CRO

FerroKin buyout underscores potential of the virtual biotech

One of the big discussions in biotech in recent years has centered on the virtual business model. With IPOs hard to pull off, it just made more sense to many in the venture community to back a new generation of small developers with one or two programs that could be pushed into mid-stage development and then sold off. A host of global outsourcers made it possible to efficiently stage clinical studies.

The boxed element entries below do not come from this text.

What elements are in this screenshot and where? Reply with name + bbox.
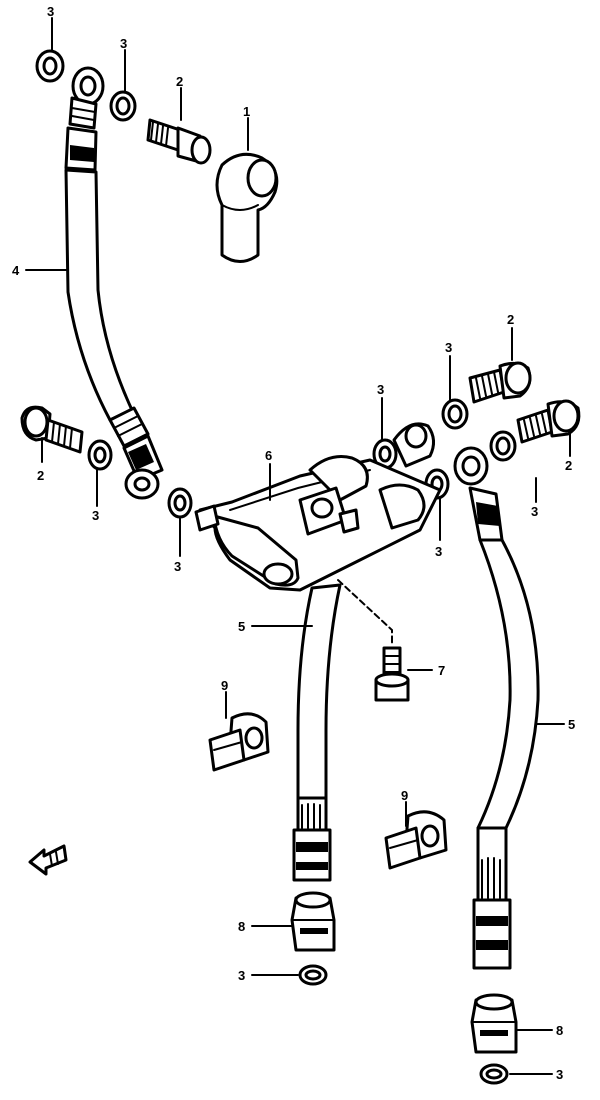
washer-hole — [304, 969, 322, 981]
part-5-brake-hose-right — [453, 446, 540, 970]
callout-5: 5 — [238, 619, 245, 634]
washer-hole — [378, 445, 392, 463]
callout-7: 7 — [438, 663, 445, 678]
part-4-brake-hose-left — [64, 66, 164, 500]
part-6-three-way-joint — [194, 422, 442, 592]
part-1-elbow-cap — [215, 152, 279, 263]
washer-hole — [173, 494, 187, 512]
callout-3: 3 — [174, 559, 181, 574]
washer-hole — [42, 56, 58, 76]
callout-2: 2 — [565, 458, 572, 473]
callout-1: 1 — [243, 104, 250, 119]
callout-3: 3 — [92, 508, 99, 523]
part-5-brake-hose-middle — [292, 583, 342, 882]
washer-hole — [93, 446, 107, 464]
callout-2: 2 — [176, 74, 183, 89]
callout-3: 3 — [435, 544, 442, 559]
part-8-union-right — [470, 993, 518, 1054]
part-2-banjo-bolt-left — [20, 405, 84, 454]
callout-8: 8 — [238, 919, 245, 934]
callout-3: 3 — [556, 1067, 563, 1082]
callout-labels: 3 3 2 1 4 2 3 3 6 3 3 2 3 3 2 5 7 9 9 5 … — [12, 4, 575, 1082]
callout-9: 9 — [401, 788, 408, 803]
callout-3: 3 — [47, 4, 54, 19]
part-2-banjo-bolt-right-lower — [516, 399, 581, 444]
callout-2: 2 — [507, 312, 514, 327]
callout-3: 3 — [531, 504, 538, 519]
washer-hole — [115, 96, 131, 116]
callout-5: 5 — [568, 717, 575, 732]
part-8-union-left — [290, 891, 336, 952]
callout-6: 6 — [265, 448, 272, 463]
leader-lines — [25, 17, 571, 1075]
callout-3: 3 — [377, 382, 384, 397]
part-7-mounting-bolt — [374, 646, 410, 702]
part-9-hose-clamp-right — [384, 810, 448, 870]
callout-2: 2 — [37, 468, 44, 483]
callout-3: 3 — [238, 968, 245, 983]
callout-8: 8 — [556, 1023, 563, 1038]
washer-hole — [495, 436, 511, 456]
callout-4: 4 — [12, 263, 20, 278]
callout-9: 9 — [221, 678, 228, 693]
part-2-banjo-bolt-right-upper — [468, 361, 532, 404]
callout-3: 3 — [120, 36, 127, 51]
front-direction-arrow-icon — [28, 844, 68, 876]
callout-3: 3 — [445, 340, 452, 355]
washer-hole — [447, 404, 463, 424]
part-2-banjo-bolt-top — [146, 118, 212, 165]
washer-hole — [485, 1068, 503, 1080]
part-9-hose-clamp-left — [208, 712, 270, 772]
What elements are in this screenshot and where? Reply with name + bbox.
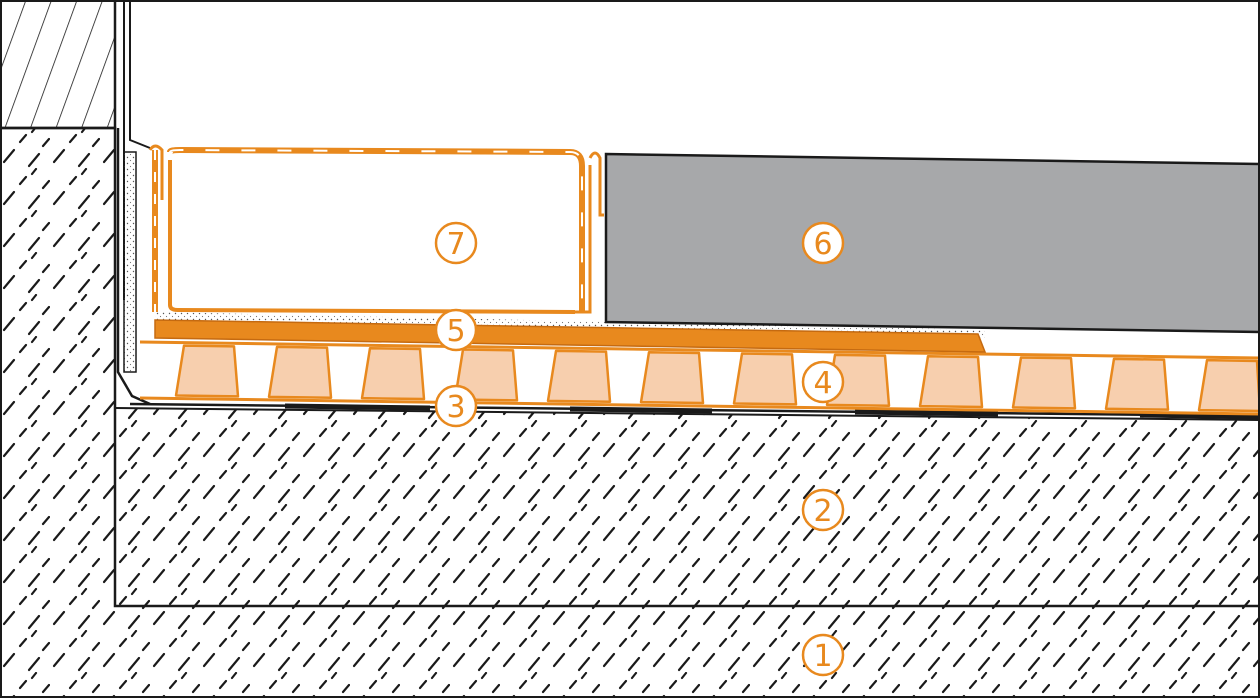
svg-text:3: 3 [446,390,465,425]
svg-text:7: 7 [446,227,465,262]
uncoupling-mat [139,340,1260,416]
callout-5: 5 [434,308,478,352]
callout-2: 2 [801,488,845,532]
svg-text:6: 6 [813,227,832,262]
svg-text:1: 1 [813,639,832,674]
callout-4: 4 [801,360,845,404]
wall-cladding [0,0,117,130]
sealing-membrane [129,402,1260,420]
wall-sealing-strip [116,0,151,406]
svg-text:4: 4 [813,366,832,401]
callout-labels: 1 2 3 4 5 6 7 [434,221,845,677]
svg-text:2: 2 [813,494,832,529]
drain-channel [148,144,604,314]
callout-1: 1 [801,633,845,677]
profile-strip [154,319,987,353]
callout-7: 7 [434,221,478,265]
floor-tile [604,152,1260,334]
screed-layer [114,407,1260,606]
svg-text:5: 5 [446,314,465,349]
callout-6: 6 [801,221,845,265]
callout-3: 3 [434,384,478,428]
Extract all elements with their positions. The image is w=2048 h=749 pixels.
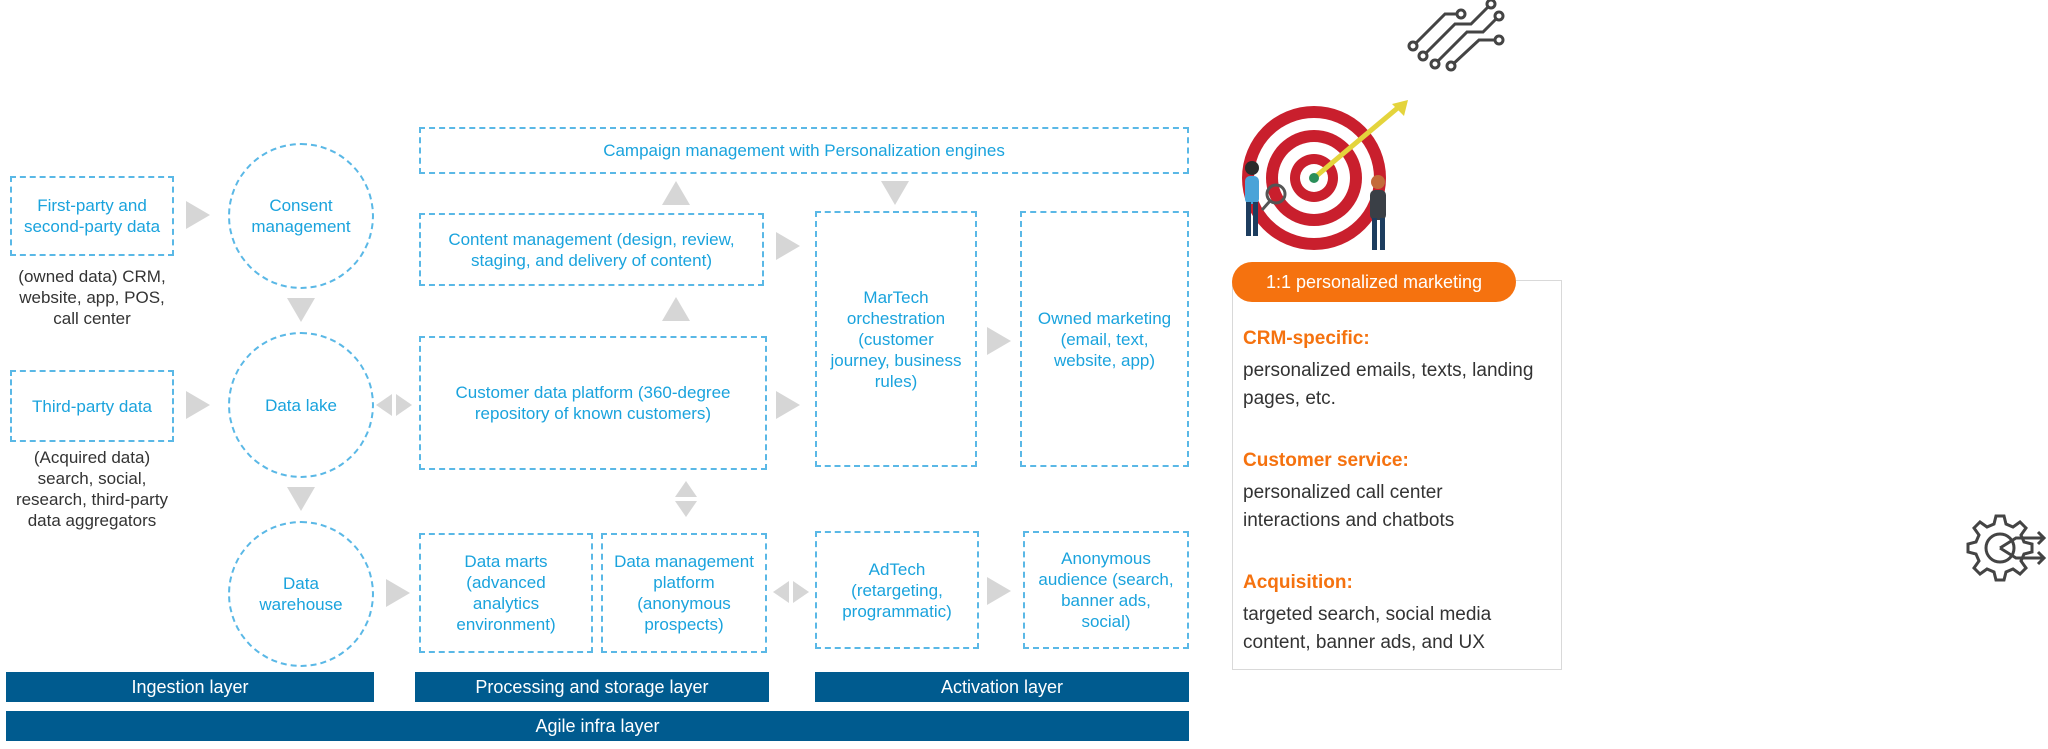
data-management-platform-box: Data management platform (anonymous pros…	[601, 533, 767, 653]
first-party-data-box: First-party and second-party data	[10, 176, 174, 256]
target-illustration	[1242, 100, 1408, 250]
ingestion-layer-bar: Ingestion layer	[6, 672, 374, 702]
adtech-box: AdTech (retargeting, programmatic)	[815, 531, 979, 649]
data-marts-box: Data marts (advanced analytics environme…	[419, 533, 593, 653]
owned-marketing-box: Owned marketing (email, text, website, a…	[1020, 211, 1189, 467]
arrow-cdp-to-content	[662, 297, 690, 321]
agile-infra-layer-bar: Agile infra layer	[6, 711, 1189, 741]
arrow-lake-cdp-right	[396, 394, 412, 416]
personalized-marketing-panel	[1232, 280, 1562, 670]
gear-exit-icon	[1966, 514, 2047, 582]
activation-layer-bar: Activation layer	[815, 672, 1189, 702]
arrow-martech-to-owned	[987, 327, 1011, 355]
arrow-adtech-to-anonymous	[987, 577, 1011, 605]
campaign-management-box: Campaign management with Personalization…	[419, 127, 1189, 174]
crm-specific-heading: CRM-specific:	[1243, 328, 1370, 349]
arrow-first-party-to-consent	[186, 201, 210, 229]
personalized-marketing-pill: 1:1 personalized marketing	[1232, 262, 1516, 302]
arrow-content-to-campaign	[662, 181, 690, 205]
consent-management-circle: Consent management	[228, 143, 374, 289]
acquisition-text: targeted search, social media content, b…	[1243, 604, 1492, 653]
customer-service-text: personalized call center interactions an…	[1243, 482, 1455, 531]
processing-layer-bar: Processing and storage layer	[415, 672, 769, 702]
martech-orchestration-box: MarTech orchestration (customer journey,…	[815, 211, 977, 467]
acquisition-heading: Acquisition:	[1243, 572, 1353, 593]
customer-data-platform-box: Customer data platform (360-degree repos…	[419, 336, 767, 470]
data-warehouse-circle: Data warehouse	[228, 521, 374, 667]
arrow-cdp-to-martech	[776, 391, 800, 419]
crm-specific-text: personalized emails, texts, landing page…	[1243, 360, 1534, 409]
arrow-content-to-martech	[776, 232, 800, 260]
arrow-dmp-adtech-left	[773, 581, 789, 603]
arrow-dmp-cdp-down	[675, 501, 697, 517]
arrow-warehouse-to-marts	[386, 579, 410, 607]
content-management-box: Content management (design, review, stag…	[419, 213, 764, 286]
data-lake-circle: Data lake	[228, 332, 374, 478]
third-party-note: (Acquired data) search, social, research…	[15, 448, 169, 530]
arrow-consent-to-lake	[287, 298, 315, 322]
arrow-lake-to-warehouse	[287, 487, 315, 511]
arrow-dmp-adtech-right	[793, 581, 809, 603]
circuit-icon	[1407, 0, 1505, 72]
third-party-data-box: Third-party data	[10, 370, 174, 442]
customer-service-heading: Customer service:	[1243, 450, 1409, 471]
arrow-campaign-to-martech	[881, 181, 909, 205]
arrow-dmp-cdp-up	[675, 481, 697, 497]
first-party-note: (owned data) CRM, website, app, POS, cal…	[18, 267, 166, 328]
anonymous-audience-box: Anonymous audience (search, banner ads, …	[1023, 531, 1189, 649]
arrow-third-party-to-lake	[186, 391, 210, 419]
arrow-lake-cdp-left	[376, 394, 392, 416]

Today's news that Shire ($SHPGY) has scooped up FerroKin BioSciences for $100 million upfront and $225 million in milestones offers support for the pro-virtual advocates. FerroKin was founded by Dr. Hugh Young Rienhoff Jr. in San Carlos, CA. He hired just a handful of staffers, assembled a group of 60 vendors and operated the company out of his house. In a fascinating article in The Atlantic last year, he explained how this dispersed virtual executive team used email and social networks to review issues and make decisions. The team was fast, efficient and successful, pushing through four Phase I safety and tolerability studies and launching mid-stage dose ranging trials for a new drug that promised a better treatment for anemia patients suffering from an iron overload.

By the end of last year, FerroKin had convinced Shire that it had an orphan drug potentially worth much more than the $27 million its venture backers had put into the company. A review of adult data at the end of last year helped seal the deal.

"Some people have said, 'How can you really accomplish this? You should have a lab, how can you not have a lab?'" Laura Eichorn, who keeps the books for FerroKin, told The Atlantic. Eichorn lives in the Midwest.

FerroKin launched at the end of 2006, providing a payback in just a little more than 5 years. It last reported raising $12 million in 2010. That experience looks similar to the recent sale of Stromedix, a virtual biotech in the Boston area, which Biogen Idec recently acquired. With the new generation of virtual companies earning solid returns, you can expect to see a lot more of them gaining traction, and ringing up their outsourcing contacts, in the years ahead. And that has big implications for the vendors who can fit into the same network, offering quick access to data to a dispersed group of decision-makers.